Lets look that the bottom-line, and that is the human mind and its great need to have some kind of control over things.
In audio some 30 years ago and more, they had all kinds of things to play with. The turntable was most likely the favorite audio play toy. You could change the audio cartridge, play with the balancing of the audio cartridge, to get those right grams of force. Play with the anti-skate adjustment. Adjusting the pitch of the cartridge, find the right pad to absorb unwanted vibrations on the turntable. Boy, what a good play toy the turntable is and or was.
I think that a lot of the Woo-woo stuff coming out now is filling in the void of nothing for the audiophile to play with. True there was a lot of Woo-woo stuff back than, but the void is much bigger now because there so little one can do that someone can really change to get real results. You don't have to mess with the CD, amp, preamp, tuner, and the speakers. But some people just have to get into things, even when there is nothing wrong to fix in the first place.
This is a good point. Of course, you can trace it back farther than that. The guy tinkering with his turntable was in turn just a feeble imitation of an actual musician who must train, study, practice, and "tinker" with technique as well as, in most cases, with the musical instrument itself, in order to produce sound that is, according to the consensus of people with normal perception of tonality, adequate or better.
Most people who play the violin have little need for, or possibility of perceiving any benefit from, tweaks based on woo. It's hard enough to play the right notes at the right tempo, and almost everyone can easily tell whether you're playing the right notes at the right tempo or not. If the novice gets the idea that wearing the right crystals will improve his sound more than, say, more practice with fingering, his neighbors (if not his own ears) will quickly set him straight on that point. It takes quite a bit of effort just the get to the point where properly tuning the instrument -- about the most basic tweaking one can imagine, short of putting rosin on the bow -- can make much improvement in how the music sounds. Those who master that level can then worry about deeper musical qualities, such as expressing the desired emotional tone, calling for a nearly endless succession of more advanced techniques. Most people (not as many as before, but still a lot of people) will still be able to tell the difference. Those who master that much might then begin to benefit from, say, playing a Stradivarius or Amati, and some -- perhaps a small minority but a good violinist will have a large audience so a small minority is still many people -- some listeners will still, provably, be able to tell the difference. So much real effort goes into achieving and maintaining that level of mastery that there's little room for much woo to enter into it. (Luck charms, sure; even maestros don't have control over every aspect of their performance; the audience might be in a bad mood; a muscle twitch might sound a bad note; an accompanyist might be off tempo. But what violin maestro, given a choice between a perfectly tuned Amati and a student violin that's been carefully stored in properly oriented crystals to align its quantum karma, would choose to play the latter?)
The contempt for knowledge from books, experts, experienced teachers, etc. is a possible sustainable attitude only when the endeavor is efortless and its success or failure is irrelevant or not definable at all. Such as, operating a modern playback system for recorded audio.
Let's see, what was my own most recent use of "book learning?" Oh yeah, I'm rewiring several rooms of my house and I read some books on how to do it properly and consulted some professionals on some of the relevant specifics. I suppose hands-on experience would be a better way to learn the real cosmic truth about 120V alternating current, but unfortunately I can't afford to burn several houses down or electrocute myself several times to discover it for myself by trial and error. It appears that when the results actually matter, books, experts, and teachers matter too.

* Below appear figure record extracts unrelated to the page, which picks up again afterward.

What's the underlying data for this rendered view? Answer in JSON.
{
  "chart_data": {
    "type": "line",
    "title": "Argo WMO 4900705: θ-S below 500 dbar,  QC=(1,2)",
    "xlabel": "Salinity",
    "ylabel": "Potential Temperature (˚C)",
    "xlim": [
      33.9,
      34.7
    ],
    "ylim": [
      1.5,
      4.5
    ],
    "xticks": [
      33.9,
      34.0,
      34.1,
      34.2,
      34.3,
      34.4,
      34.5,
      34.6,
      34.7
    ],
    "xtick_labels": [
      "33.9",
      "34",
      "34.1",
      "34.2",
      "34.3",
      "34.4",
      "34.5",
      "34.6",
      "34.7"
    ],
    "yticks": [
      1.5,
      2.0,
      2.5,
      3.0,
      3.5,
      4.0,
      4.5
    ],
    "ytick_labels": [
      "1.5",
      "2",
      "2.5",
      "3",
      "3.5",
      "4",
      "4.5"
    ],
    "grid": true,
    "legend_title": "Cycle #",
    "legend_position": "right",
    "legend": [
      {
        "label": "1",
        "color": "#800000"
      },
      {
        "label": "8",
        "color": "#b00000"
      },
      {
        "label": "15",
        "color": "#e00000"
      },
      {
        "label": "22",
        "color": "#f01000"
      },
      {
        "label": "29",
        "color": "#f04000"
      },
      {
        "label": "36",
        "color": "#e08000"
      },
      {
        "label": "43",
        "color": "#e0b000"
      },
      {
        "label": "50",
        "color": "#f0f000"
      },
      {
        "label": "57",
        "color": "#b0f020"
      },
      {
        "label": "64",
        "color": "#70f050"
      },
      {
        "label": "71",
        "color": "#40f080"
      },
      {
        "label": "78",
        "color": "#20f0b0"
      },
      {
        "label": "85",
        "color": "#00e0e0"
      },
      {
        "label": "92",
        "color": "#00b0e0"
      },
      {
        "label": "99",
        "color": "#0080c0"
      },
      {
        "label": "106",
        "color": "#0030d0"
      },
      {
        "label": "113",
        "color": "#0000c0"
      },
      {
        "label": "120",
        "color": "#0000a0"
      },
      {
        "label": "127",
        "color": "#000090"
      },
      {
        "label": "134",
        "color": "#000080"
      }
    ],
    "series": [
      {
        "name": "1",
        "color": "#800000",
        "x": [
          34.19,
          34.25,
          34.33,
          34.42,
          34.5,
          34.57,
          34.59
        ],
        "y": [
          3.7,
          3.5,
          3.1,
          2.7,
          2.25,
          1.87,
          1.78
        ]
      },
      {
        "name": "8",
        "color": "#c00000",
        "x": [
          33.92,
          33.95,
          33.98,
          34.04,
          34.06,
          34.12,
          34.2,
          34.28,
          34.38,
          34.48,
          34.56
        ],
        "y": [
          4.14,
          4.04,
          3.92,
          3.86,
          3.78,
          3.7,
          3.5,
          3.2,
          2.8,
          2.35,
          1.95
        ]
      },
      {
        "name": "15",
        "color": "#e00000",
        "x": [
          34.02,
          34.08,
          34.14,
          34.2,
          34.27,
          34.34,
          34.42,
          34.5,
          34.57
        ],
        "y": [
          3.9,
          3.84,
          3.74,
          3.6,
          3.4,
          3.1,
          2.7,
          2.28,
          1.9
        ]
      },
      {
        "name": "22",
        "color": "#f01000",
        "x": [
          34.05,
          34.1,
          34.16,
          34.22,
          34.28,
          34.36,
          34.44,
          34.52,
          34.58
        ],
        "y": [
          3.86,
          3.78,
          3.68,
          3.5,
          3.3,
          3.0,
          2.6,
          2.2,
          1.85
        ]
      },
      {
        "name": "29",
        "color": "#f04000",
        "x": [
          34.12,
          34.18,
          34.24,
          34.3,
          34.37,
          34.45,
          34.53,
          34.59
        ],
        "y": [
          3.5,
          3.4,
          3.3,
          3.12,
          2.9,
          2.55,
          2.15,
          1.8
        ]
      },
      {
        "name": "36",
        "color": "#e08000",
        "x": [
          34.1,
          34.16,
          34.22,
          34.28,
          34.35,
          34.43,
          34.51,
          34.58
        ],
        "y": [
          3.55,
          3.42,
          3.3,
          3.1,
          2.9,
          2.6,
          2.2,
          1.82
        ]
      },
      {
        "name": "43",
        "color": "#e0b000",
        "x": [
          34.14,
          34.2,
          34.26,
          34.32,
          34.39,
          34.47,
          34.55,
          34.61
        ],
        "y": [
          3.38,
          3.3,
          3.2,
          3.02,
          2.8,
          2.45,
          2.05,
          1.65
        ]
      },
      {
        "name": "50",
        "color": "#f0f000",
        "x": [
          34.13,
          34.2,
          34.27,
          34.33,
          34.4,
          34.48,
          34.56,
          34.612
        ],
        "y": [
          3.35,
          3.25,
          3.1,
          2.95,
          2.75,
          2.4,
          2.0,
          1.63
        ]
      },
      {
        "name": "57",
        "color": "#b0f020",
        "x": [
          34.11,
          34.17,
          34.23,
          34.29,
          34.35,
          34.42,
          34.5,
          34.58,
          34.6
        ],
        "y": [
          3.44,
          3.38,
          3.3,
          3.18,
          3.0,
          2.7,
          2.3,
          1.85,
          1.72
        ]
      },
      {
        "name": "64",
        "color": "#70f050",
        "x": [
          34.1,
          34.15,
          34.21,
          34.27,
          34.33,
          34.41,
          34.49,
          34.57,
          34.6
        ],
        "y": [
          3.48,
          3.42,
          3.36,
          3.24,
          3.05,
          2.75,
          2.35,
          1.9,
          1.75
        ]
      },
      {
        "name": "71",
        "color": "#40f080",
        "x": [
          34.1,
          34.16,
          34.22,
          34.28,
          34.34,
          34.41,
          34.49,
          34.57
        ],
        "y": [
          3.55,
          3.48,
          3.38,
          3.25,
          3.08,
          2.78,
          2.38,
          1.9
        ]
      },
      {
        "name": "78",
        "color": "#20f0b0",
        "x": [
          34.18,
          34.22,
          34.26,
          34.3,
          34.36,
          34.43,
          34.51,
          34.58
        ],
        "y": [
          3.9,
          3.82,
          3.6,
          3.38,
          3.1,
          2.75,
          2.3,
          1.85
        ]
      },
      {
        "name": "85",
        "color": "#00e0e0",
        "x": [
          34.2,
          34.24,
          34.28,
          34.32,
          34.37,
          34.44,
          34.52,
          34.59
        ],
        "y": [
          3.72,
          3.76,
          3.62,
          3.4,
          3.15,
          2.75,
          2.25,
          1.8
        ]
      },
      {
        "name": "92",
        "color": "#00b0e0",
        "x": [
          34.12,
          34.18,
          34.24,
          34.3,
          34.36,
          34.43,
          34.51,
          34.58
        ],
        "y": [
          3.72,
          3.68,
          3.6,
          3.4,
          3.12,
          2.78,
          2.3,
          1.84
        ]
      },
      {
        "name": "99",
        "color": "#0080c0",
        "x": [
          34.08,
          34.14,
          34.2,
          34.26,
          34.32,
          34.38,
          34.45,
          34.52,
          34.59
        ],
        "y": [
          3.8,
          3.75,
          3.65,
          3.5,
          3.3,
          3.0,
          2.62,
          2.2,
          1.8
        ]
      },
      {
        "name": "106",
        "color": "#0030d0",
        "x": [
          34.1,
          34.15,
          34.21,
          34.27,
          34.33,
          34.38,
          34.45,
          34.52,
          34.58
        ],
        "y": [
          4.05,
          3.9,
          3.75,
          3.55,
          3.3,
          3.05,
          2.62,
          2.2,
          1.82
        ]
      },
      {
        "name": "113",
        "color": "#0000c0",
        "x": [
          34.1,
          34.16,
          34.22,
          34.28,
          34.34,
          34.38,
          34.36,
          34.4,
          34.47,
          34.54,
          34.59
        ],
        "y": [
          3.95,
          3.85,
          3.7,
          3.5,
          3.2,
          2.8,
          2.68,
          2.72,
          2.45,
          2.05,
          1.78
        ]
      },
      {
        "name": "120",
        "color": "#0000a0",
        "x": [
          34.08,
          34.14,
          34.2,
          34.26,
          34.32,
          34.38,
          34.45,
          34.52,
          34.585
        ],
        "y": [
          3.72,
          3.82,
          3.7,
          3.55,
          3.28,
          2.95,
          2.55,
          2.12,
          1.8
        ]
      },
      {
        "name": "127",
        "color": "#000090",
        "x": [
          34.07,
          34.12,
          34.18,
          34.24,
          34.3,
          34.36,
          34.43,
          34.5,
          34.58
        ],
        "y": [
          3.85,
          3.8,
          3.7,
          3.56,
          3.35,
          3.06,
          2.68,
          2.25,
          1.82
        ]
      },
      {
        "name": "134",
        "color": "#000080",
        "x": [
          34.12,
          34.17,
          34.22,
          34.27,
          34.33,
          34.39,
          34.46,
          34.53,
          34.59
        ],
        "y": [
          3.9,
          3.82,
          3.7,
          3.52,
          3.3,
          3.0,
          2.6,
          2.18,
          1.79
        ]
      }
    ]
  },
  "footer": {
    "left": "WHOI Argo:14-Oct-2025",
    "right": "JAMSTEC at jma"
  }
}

The bottom line is that no one, not even ES himself, cares whether his audio is perfect or not. (If he himself cared, then it would matter to him whether improvements were real or in his imagination, and he's said that it does not.) Given that starting point, there's nothing unreasonable about also not caring what books, experts, and teachers have to say about how to (and how not to) improve the performance of an audio system. Being an expert in subjective audio is like having an advanced degree in recess. No one bothers to confer or check the credentials, because no one cares, so one can claim anything and only a few skeptics -- people who actually care about the truth of the claims due to holding a particular philosophy concerning the nature of claims themselves -- will ever argue the issue.
If ES is ever called upon to do something requiring skill, for which actual success in the endeavor matters -- such as grow his own crops and survive on them, administer self-care to treat an injury or disease, play poker for money, or make love to a real woman -- then and only then might his attitude about books, experts, and teachers change.